Kung Fu Lessons for Business

I have been a student of Wing Chun Kung Fu for about four years. The beauty of the art is in its simplicity; only a few guiding principles, but able to be applied to any combat situation in any number of combinations. What has surprised me the most, however, is how I have adopted these principles in my professional life.

Wing Chun strips away all the fancy Hollywood moves and finds the most direct and effective route to land strikes. For example, we never kick above the waist; kicking someone in the head makes as much sense as punching someone in the foot. Our punches are always targeted to the spot on the opponent closest to us, delivered in a straight line (which is shorter than the arc a hook takes), often to the head where maximum damage is inflicted with minimal wasted energy.

Wing Chun Kung FuIn life, we are so polluted with distractions and excess, sometimes the work day seems to go by with a lot of busyness but nothing to show for. By attacking problems head-on and ignoring the fancy forms or high kicks, we can effectively find the shortest way to get things done with maximum effect and minimal effort; that is Wing Chun efficiency at its finest.

For example, email constantly puts us under attack with its constant striking. I have learned to strike back immediately and never twice. I make it a practice to handle email with one motion, which is read-consider-decide. I try never to read an email twice or leave it lingering in my inbox, to be considered over and over again.  The biggest upside is that I attack my email at times when it is efficient for me to handle it in one move. If I honestly cannot solve the task in that moment, I strike back by moving it into a ‘pending task’ folder.  I attack this folder usually once a day. The result is that I parry the continuous attacks that come in my inbox all day. I am never overwhelmed and rarely feel unproductive as a result.

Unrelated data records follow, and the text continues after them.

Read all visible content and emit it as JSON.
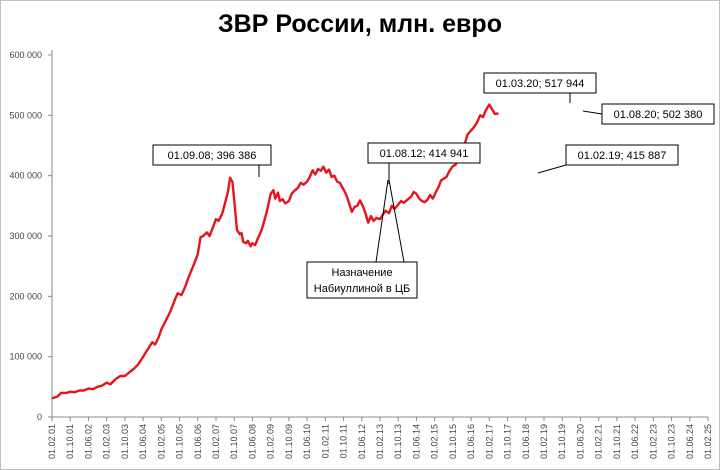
{
  "chart_data": {
    "type": "line",
    "title": "ЗВР России, млн. евро",
    "xlabel": "",
    "ylabel": "",
    "ylim": [
      0,
      600000
    ],
    "yticks": [
      0,
      100000,
      200000,
      300000,
      400000,
      500000,
      600000
    ],
    "ytick_labels": [
      "0",
      "100 000",
      "200 000",
      "300 000",
      "400 000",
      "500 000",
      "600 000"
    ],
    "xtick_labels": [
      "01.02.01",
      "01.10.01",
      "01.06.02",
      "01.02.03",
      "01.10.03",
      "01.06.04",
      "01.02.05",
      "01.10.05",
      "01.06.06",
      "01.02.07",
      "01.10.07",
      "01.06.08",
      "01.02.09",
      "01.10.09",
      "01.06.10",
      "01.02.11",
      "01.10.11",
      "01.06.12",
      "01.02.13",
      "01.10.13",
      "01.06.14",
      "01.02.15",
      "01.10.15",
      "01.06.16",
      "01.02.17",
      "01.10.17",
      "01.06.18",
      "01.02.19",
      "01.10.19",
      "01.06.20",
      "01.02.21",
      "01.10.21",
      "01.06.22",
      "01.02.23",
      "01.10.23",
      "01.06.24",
      "01.02.25"
    ],
    "grid": false,
    "legend": "none",
    "series_color": "#e8141b",
    "series": [
      {
        "points": [
          [
            0,
            31000
          ],
          [
            0.6,
            34000
          ],
          [
            1,
            40000
          ],
          [
            1.6,
            40000
          ],
          [
            2,
            42000
          ],
          [
            2.5,
            41000
          ],
          [
            3,
            44000
          ],
          [
            3.5,
            44000
          ],
          [
            4,
            47000
          ],
          [
            4.5,
            46000
          ],
          [
            5,
            50000
          ],
          [
            5.5,
            52000
          ],
          [
            6,
            57000
          ],
          [
            6.4,
            54000
          ],
          [
            7,
            63000
          ],
          [
            7.5,
            68000
          ],
          [
            8,
            68000
          ],
          [
            8.4,
            73000
          ],
          [
            9,
            80000
          ],
          [
            9.5,
            88000
          ],
          [
            10,
            100000
          ],
          [
            10.5,
            112000
          ],
          [
            11,
            124000
          ],
          [
            11.3,
            120000
          ],
          [
            11.7,
            132000
          ],
          [
            12,
            145000
          ],
          [
            12.5,
            160000
          ],
          [
            13,
            175000
          ],
          [
            13.5,
            195000
          ],
          [
            13.8,
            205000
          ],
          [
            14.2,
            202000
          ],
          [
            14.6,
            215000
          ],
          [
            15,
            232000
          ],
          [
            15.5,
            250000
          ],
          [
            16,
            270000
          ],
          [
            16.3,
            298000
          ],
          [
            16.6,
            300000
          ],
          [
            17,
            306000
          ],
          [
            17.3,
            300000
          ],
          [
            17.7,
            316000
          ],
          [
            18,
            328000
          ],
          [
            18.3,
            325000
          ],
          [
            18.7,
            338000
          ],
          [
            19,
            355000
          ],
          [
            19.3,
            372000
          ],
          [
            19.55,
            396386
          ],
          [
            19.8,
            390000
          ],
          [
            20,
            360000
          ],
          [
            20.3,
            310000
          ],
          [
            20.6,
            303000
          ],
          [
            20.8,
            305000
          ],
          [
            21,
            290000
          ],
          [
            21.3,
            288000
          ],
          [
            21.5,
            292000
          ],
          [
            21.8,
            283000
          ],
          [
            22,
            288000
          ],
          [
            22.3,
            285000
          ],
          [
            22.6,
            296000
          ],
          [
            23,
            310000
          ],
          [
            23.3,
            325000
          ],
          [
            23.6,
            342000
          ],
          [
            24,
            370000
          ],
          [
            24.3,
            376000
          ],
          [
            24.5,
            362000
          ],
          [
            24.8,
            372000
          ],
          [
            25,
            358000
          ],
          [
            25.3,
            361000
          ],
          [
            25.6,
            354000
          ],
          [
            26,
            358000
          ],
          [
            26.3,
            370000
          ],
          [
            26.6,
            375000
          ],
          [
            27,
            380000
          ],
          [
            27.3,
            388000
          ],
          [
            27.6,
            385000
          ],
          [
            28,
            390000
          ],
          [
            28.3,
            398000
          ],
          [
            28.6,
            409000
          ],
          [
            28.9,
            402000
          ],
          [
            29.2,
            411000
          ],
          [
            29.5,
            408000
          ],
          [
            29.8,
            414941
          ],
          [
            30.1,
            405000
          ],
          [
            30.4,
            410000
          ],
          [
            30.7,
            398000
          ],
          [
            31,
            400000
          ],
          [
            31.3,
            390000
          ],
          [
            31.6,
            388000
          ],
          [
            32,
            377000
          ],
          [
            32.3,
            368000
          ],
          [
            32.6,
            355000
          ],
          [
            32.9,
            340000
          ],
          [
            33.2,
            348000
          ],
          [
            33.5,
            350000
          ],
          [
            33.8,
            359000
          ],
          [
            34.1,
            350000
          ],
          [
            34.4,
            338000
          ],
          [
            34.7,
            322000
          ],
          [
            35,
            333000
          ],
          [
            35.3,
            325000
          ],
          [
            35.6,
            330000
          ],
          [
            36,
            328000
          ],
          [
            36.3,
            335000
          ],
          [
            36.6,
            342000
          ],
          [
            37,
            338000
          ],
          [
            37.3,
            350000
          ],
          [
            37.6,
            345000
          ],
          [
            38,
            352000
          ],
          [
            38.3,
            358000
          ],
          [
            38.6,
            355000
          ],
          [
            39,
            360000
          ],
          [
            39.4,
            365000
          ],
          [
            39.7,
            373000
          ],
          [
            40,
            370000
          ],
          [
            40.3,
            362000
          ],
          [
            40.6,
            358000
          ],
          [
            40.9,
            356000
          ],
          [
            41.2,
            360000
          ],
          [
            41.5,
            368000
          ],
          [
            41.8,
            362000
          ],
          [
            42.1,
            372000
          ],
          [
            42.4,
            380000
          ],
          [
            42.7,
            392000
          ],
          [
            43,
            395000
          ],
          [
            43.3,
            398000
          ],
          [
            43.6,
            407000
          ],
          [
            44,
            415887
          ],
          [
            44.3,
            418000
          ],
          [
            44.6,
            428000
          ],
          [
            45,
            440000
          ],
          [
            45.3,
            452000
          ],
          [
            45.6,
            468000
          ],
          [
            46,
            475000
          ],
          [
            46.3,
            480000
          ],
          [
            46.6,
            487000
          ],
          [
            47,
            500000
          ],
          [
            47.3,
            497000
          ],
          [
            47.6,
            508000
          ],
          [
            48,
            517944
          ],
          [
            48.3,
            510000
          ],
          [
            48.6,
            502380
          ],
          [
            49,
            503000
          ]
        ]
      }
    ],
    "annotations": [
      {
        "label": "01.09.08; 396 386"
      },
      {
        "label": "01.08.12; 414 941"
      },
      {
        "label": "01.03.20; 517 944"
      },
      {
        "label": "01.08.20; 502 380"
      },
      {
        "label": "01.02.19; 415 887"
      },
      {
        "label_line1": "Назначение",
        "label_line2": "Набиуллиной в ЦБ"
      }
    ]
  }
}
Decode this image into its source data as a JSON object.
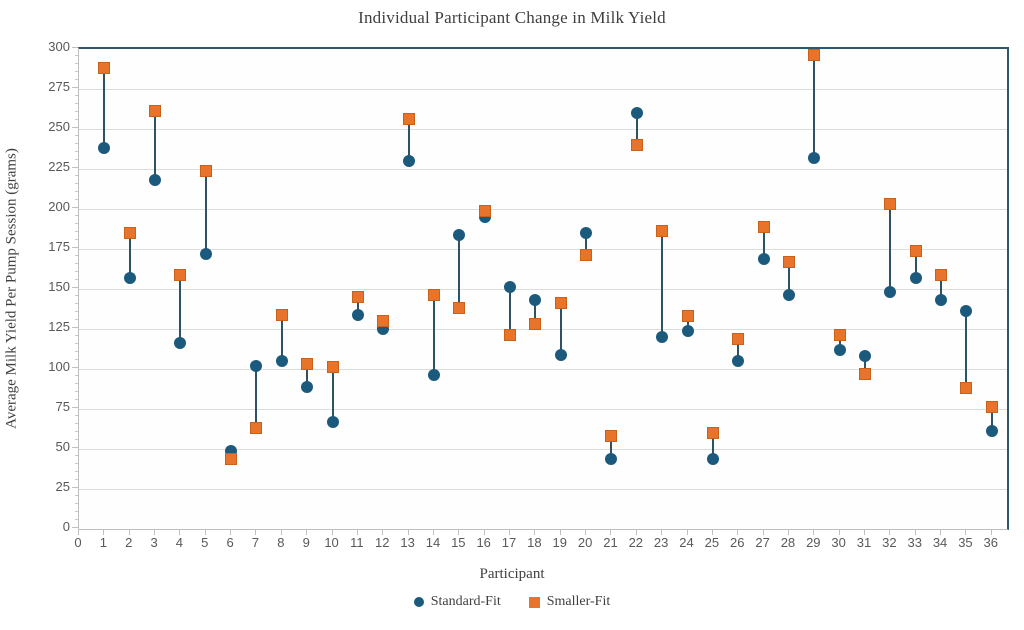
{
  "title": "Individual Participant Change in Milk Yield",
  "colors": {
    "standard_fit": "#1c5a7d",
    "smaller_fit": "#e8732a",
    "smaller_fit_border": "#c8611c",
    "connector_line": "#2e5265",
    "gridline": "#dcdcdc",
    "axis_line": "#bfbfbf",
    "plot_border": "#2f566b",
    "tick_text": "#595959",
    "label_text": "#3f3f3f"
  },
  "legend": {
    "items": [
      {
        "label": "Standard-Fit",
        "marker": "circle-icon",
        "color": "#1c5a7d"
      },
      {
        "label": "Smaller-Fit",
        "marker": "square-icon",
        "color": "#e8732a"
      }
    ]
  },
  "chart_data": {
    "type": "scatter",
    "title": "Individual Participant Change in Milk Yield",
    "xlabel": "Participant",
    "ylabel": "Average Milk Yield Per Pump Session (grams)",
    "xlim": [
      0,
      36.6
    ],
    "ylim": [
      0,
      300
    ],
    "y_tick_step": 25,
    "y_minor_tick_step": 5,
    "y_ticks": [
      0,
      25,
      50,
      75,
      100,
      125,
      150,
      175,
      200,
      225,
      250,
      275,
      300
    ],
    "x_ticks": [
      0,
      1,
      2,
      3,
      4,
      5,
      6,
      7,
      8,
      9,
      10,
      11,
      12,
      13,
      14,
      15,
      16,
      17,
      18,
      19,
      20,
      21,
      22,
      23,
      24,
      25,
      26,
      27,
      28,
      29,
      30,
      31,
      32,
      33,
      34,
      35,
      36
    ],
    "x": [
      1,
      2,
      3,
      4,
      5,
      6,
      7,
      8,
      9,
      10,
      11,
      12,
      13,
      14,
      15,
      16,
      17,
      18,
      19,
      20,
      21,
      22,
      23,
      24,
      25,
      26,
      27,
      28,
      29,
      30,
      31,
      32,
      33,
      34,
      35,
      36
    ],
    "grid": true,
    "legend_position": "bottom",
    "connectors": true,
    "series": [
      {
        "name": "Standard-Fit",
        "marker": "circle",
        "color": "#1c5a7d",
        "values": [
          238,
          157,
          218,
          116,
          172,
          49,
          102,
          105,
          89,
          67,
          134,
          125,
          230,
          96,
          184,
          195,
          151,
          143,
          109,
          185,
          44,
          260,
          120,
          124,
          44,
          105,
          169,
          146,
          232,
          112,
          108,
          148,
          157,
          143,
          136,
          61
        ]
      },
      {
        "name": "Smaller-Fit",
        "marker": "square",
        "color": "#e8732a",
        "values": [
          288,
          185,
          261,
          159,
          224,
          44,
          63,
          134,
          103,
          101,
          145,
          130,
          256,
          146,
          138,
          199,
          121,
          128,
          141,
          171,
          58,
          240,
          186,
          133,
          60,
          119,
          189,
          167,
          296,
          121,
          97,
          203,
          174,
          159,
          88,
          76
        ]
      }
    ]
  }
}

The guiding principles above work together to culminate in one of Wing Chun’s highest levels of mastery: simultaneously blocking and striking in one movement. I remember learning this in combat several years ago, then going home and applying the same concept to my Excel spreadsheets. I Googled how to create a simple macro to take care of three steps in copying, selecting, and pasting each new row with existing data from several spreadsheets; this one step saved me several hundred in the long run.

In combat, no opponent is the same, and Wing Chun teaches you how to adapt using guiding principles instead of memorized forms. Living out these concepts in combat and in life allows for the mind, body, and spirit to act as one, always finding the most effective ways to be efficient.

What have you used from your martial arts training that you can apply and teach others in the combat of daily business? What other leadership lessons have you gleaned from unexpected places?